The Colorado Foundation for Universal Health Care gave FULL SUPPORT to bills that advance universal health care: That means actively promoting the legislation on our website and social media, mobilizing our supporters, providing testimony at committee hearings, sending letters to the editor, and whatever else we can do to move legislation forward.
The Foundation’s leadership teams also chose which bills to oppose, monitor, and support.
The Foundation gave limited SUPPORT to legislation that in some way improves aspects of the existing health care system. These are the bills that we:
Fully Supported: The Health Care Cost Analysis Act of 2018 would have vetted various proposals for universal health care. Rep. Edie Hooten was to introduce it in the House, but was not given late bill permission to do so.

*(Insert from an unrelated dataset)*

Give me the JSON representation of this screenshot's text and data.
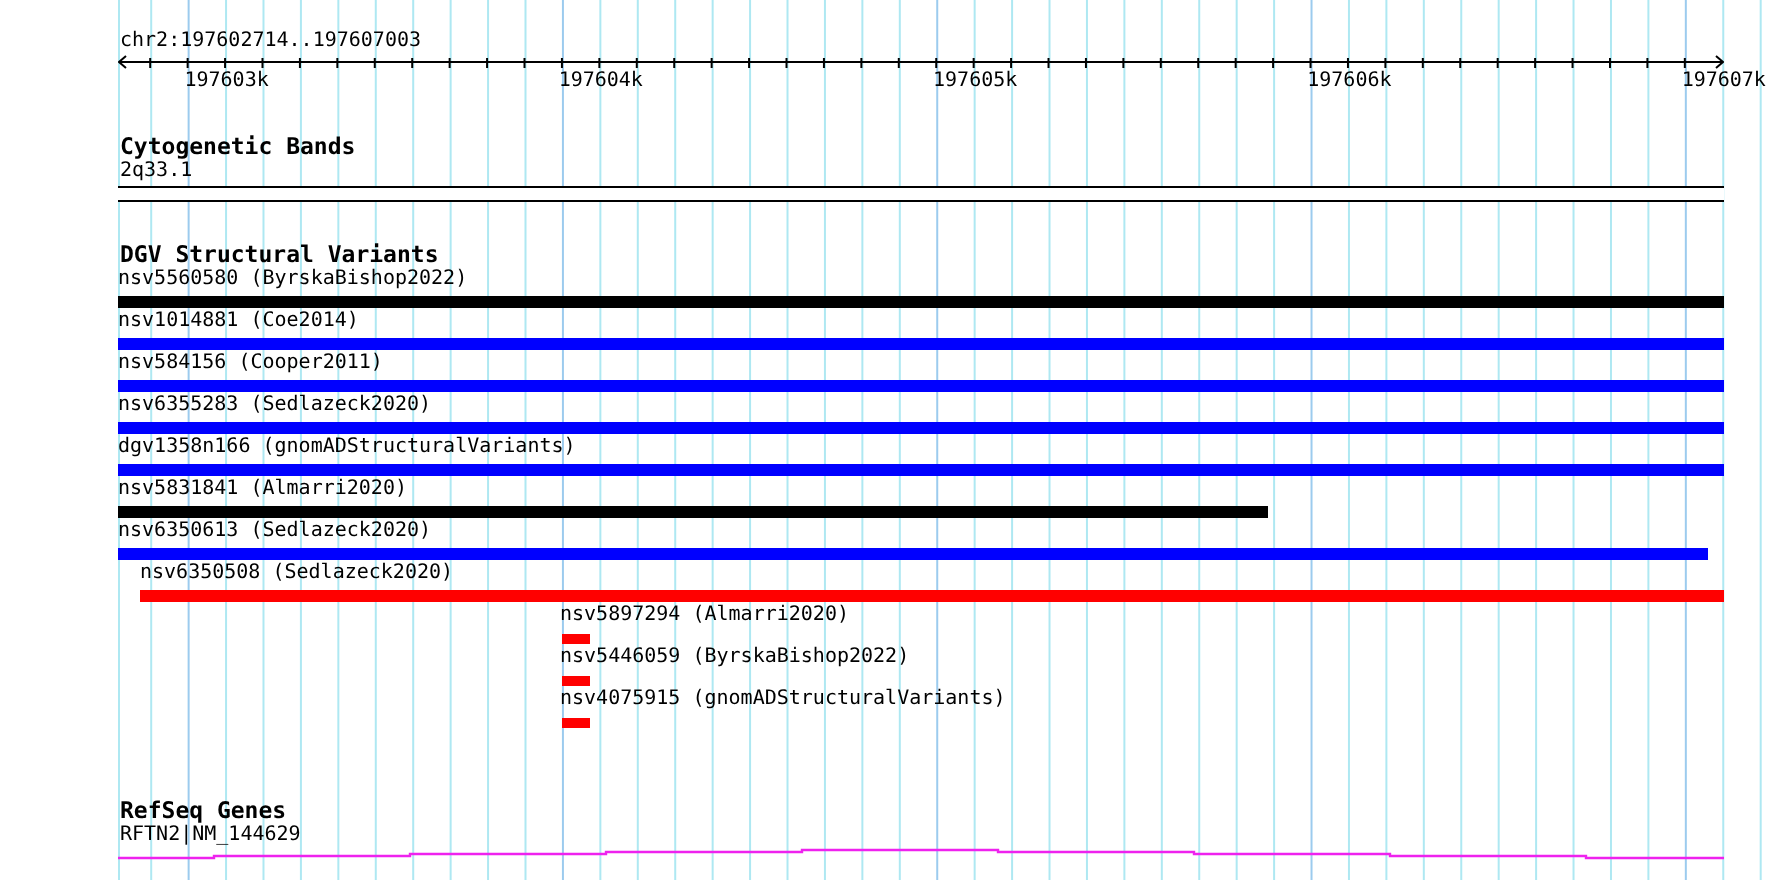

Fully Supported: Rep. Joe Salazar’s HB18-1179 to Prohibit Price Gouging On Prescription Drugs would have allowed the Attorney General to roll back unconscionable increases in drug prices of off-patent and generic drugs, putting a stop to this illegal and deceptive trade practice in Colorado.
Supported: HB18-1358 Health Care Transparency Bill. Rep. Susan Beckman (R) was the only vote for the bill in the Health, Insurance and Environment Committee. She and Mike Foote (D) co-sponsored the bill but Foote is not a committee member and therefore had no vote. Foote did, however, introduce the bill before the committee arguing that consumers and patients do not have a functional market because of the lack of transparency in pricing. His theory was that transparency will lead to a functional market and that other bills dealing with health care are piecemeal — unlike price transparency. Transparency will be a “comprehensive” solution to the $1,000 boxes of Kleenex charged by some hospitals.
Many pharmacy associations, hospital groups, insurance reps, and assorted lobbyists in the health care field opposed 1358 on the grounds that the requirement of the law to list the highest prices charged was misleading due to various discounts, deals with health insurers, and charity price reductions – all of which would render that price posting requirement misleading since no one allegedly pays the list price. Some lobbyists speciously argued that price transparency legislation would raise anti-competitive concerns and lead to higher prices (because, for example, publication would alert lower-priced pharmacies to raise their rates to the higher price of competitors) and that the Federal Trade Commission had raised such concerns. This claim was plainly wrong and was refuted by actual statements made by the FTC.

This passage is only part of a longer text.